- Artist: Terese Agnew and Mary Zebell
- Year: 1995
- Type: Gazebo, plantings, chains and 21 plaques
- Location: E. Michigan St. between N. 3rd St. and N. 4th St., Milwaukee; 43°2′13.38″N 87°54′55.186″W﻿ / ﻿43.0370500°N 87.91532944°W;

= Wisconsin Workers Memorial =

Public memorial in Milwaukee, Wisconsin

The Wisconsin Workers Memorial is a public artwork by American artists Terese Agnew and Mary Zebell located in Zeidler Park, which is in downtown Milwaukee, Wisconsin, United States. The artwork, created in 1995, takes the whole park as its theme, and includes a gazebo in the middle of the park with handles of tools and grills forming the ornamental grillwork. There are also decorative chains around the park spelling out popular labor slogans, as well as graphic panels explaining significant moments in Wisconsin's labor history.

==Description==
Agnew and Zebells' Wisconsin Workers Memorial makes use of the entire Zeidler Park, integrating landscape and sculpture to create the final work. The designers kept in mind the park's character when creating the memorial. They believed that the park resembled a 19th-century village green, and thus created a gazebo that resembles a bandstand as the symbol of a democratic gathering place. The gazebo, situated in the middle of the park, is decorated with salvaged gears and tools of the modern workplace. There is a huge clock inside the edifice, referencing the time spent at work as well as the fight for the eight-hour workday. The bandstand is accessible by wheelchair ramps, which serve as a useful reminder of workers injured on the job. Paths lined with ornamental chains and bollards lead from the sidewalk up to the structure. The chains display popular labor slogans and tell the story of Milwaukee's labor history from 1800 to the present through graphic panels stating important historical facts. The memorial is designed to commemorate the workers who have faced dangers and hazards on their job, as well as the struggles to overcome these hazards, thus the emphasis on Wisconsin labor history. "We want to find personal stories and worker experiences that illustrate milestones in the history of working men and women,,' said Zebell, a landscape architect, and Agnew, a public sculptor. 'Wisconsin is so important nationally for being a first in legislature such as Workers Compensation."

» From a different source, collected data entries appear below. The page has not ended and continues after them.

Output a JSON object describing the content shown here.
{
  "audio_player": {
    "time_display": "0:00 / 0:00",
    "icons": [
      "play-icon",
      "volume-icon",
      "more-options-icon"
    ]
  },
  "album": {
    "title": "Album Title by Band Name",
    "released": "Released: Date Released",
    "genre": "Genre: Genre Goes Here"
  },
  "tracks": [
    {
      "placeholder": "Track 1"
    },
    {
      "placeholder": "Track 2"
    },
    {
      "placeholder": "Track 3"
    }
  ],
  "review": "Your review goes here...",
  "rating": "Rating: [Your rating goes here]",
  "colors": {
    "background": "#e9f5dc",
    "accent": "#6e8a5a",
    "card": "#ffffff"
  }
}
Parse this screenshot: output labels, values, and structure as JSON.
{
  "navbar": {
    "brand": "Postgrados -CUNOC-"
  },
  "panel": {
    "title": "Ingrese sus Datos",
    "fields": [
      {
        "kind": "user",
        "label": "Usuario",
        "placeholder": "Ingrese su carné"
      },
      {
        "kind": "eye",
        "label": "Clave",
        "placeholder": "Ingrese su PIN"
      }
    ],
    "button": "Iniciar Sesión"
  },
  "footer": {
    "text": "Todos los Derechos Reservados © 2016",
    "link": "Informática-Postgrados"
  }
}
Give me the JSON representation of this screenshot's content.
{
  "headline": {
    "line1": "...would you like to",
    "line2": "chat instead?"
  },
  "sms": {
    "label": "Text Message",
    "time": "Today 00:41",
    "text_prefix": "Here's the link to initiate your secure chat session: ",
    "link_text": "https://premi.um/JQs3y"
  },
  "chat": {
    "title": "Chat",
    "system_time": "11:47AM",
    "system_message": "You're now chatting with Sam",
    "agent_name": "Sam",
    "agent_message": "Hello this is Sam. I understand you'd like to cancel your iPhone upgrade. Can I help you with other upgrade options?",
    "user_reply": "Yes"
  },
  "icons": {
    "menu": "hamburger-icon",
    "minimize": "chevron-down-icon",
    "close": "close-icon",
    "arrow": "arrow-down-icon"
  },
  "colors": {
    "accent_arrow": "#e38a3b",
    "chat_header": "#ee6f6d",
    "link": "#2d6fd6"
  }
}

The Wisconsin Workers Memorial has been a collaboration between the Milwaukee Labor Council and the Wisconsin Labor History Society. Terese Agnew and Mary Zebell's design was chosen in a competition sponsored by the Milwaukee County Labor Council and the Milwaukee County Parks Design and Review Committee.

==Information==
The gazebo/bandstand located in the middle of the park is the focal point of the memorial. It commemorates Wisconsin workers' tools, while emphasizing the struggles encountered by the laborers. The fabricating of all the ornamental grillwork, which is composed of salvaged gears, was done by skilled union members. A drive was held in order to raise funds to pay for the artwork.

The Wisconsin Workers Memorial was dedicated on April 28, 1995. The Wisconsin Labor Society was the original sponsor for the project, but it is currently managed by the Milwaukee County Labor Council. Each year the site is used as a gathering point for Workers Memorial Day, which is held on April 28 to honor workers who have been killed or injured on the job. It is also the staging point for Milwaukee's annual Labor Parade on Labor Day.

==Artist==
Terese Agnew was born in Milwaukee, Wisconsin in 1959. Her parents encouraged her to pursue art, while her stepfather, who was a labor organizer, introduced her to the laborers' struggles worldwide. This later became a central theme in Agnew's work. She attended the University of Wisconsin-Milwaukee from 1981 to 1984 where she studied painting and sculpture. Agnew began her career as a public sculptor, creating works such as the Wisconsin Workers Memorial and her 35 concrete tree stumps at the Sharon Lynne Wilson Center for the Arts in Brookfield, Wisconsin. She became notorious when in 1985 she wrapped a "huge fiberglass sculpture of a dragon around a Gothic Revival water tower on the east side of Milwaukee- an intervention that required months of legal wrangling but was only a five day installation." The artist also started making quilts in 1990 centering, just as her sculpture, on themes of freedom, human dignity and man's role in nature. She is well known for engaging with public space and communities, as well as devoting as much time and effort as is necessary to achieve the desired aesthetic effect. Terese Agnew was a 2004 recipient of a Greater Milwaukee Foundation's Mary L. Nohl Fund Fellowship for Individual Artists in the established category.

Landscape architect Mary Zebell grew up in Milwaukee, Wisconsin. She obtained her Bachelor of Fine Arts from the University of Wisconsin-Milwaukee in 1980. Zebell then proceeded to obtain her Masters of Landscape Architecture from Cornell University. She currently resides in Ithaca, New York where she works as an independent architecture and planning professional.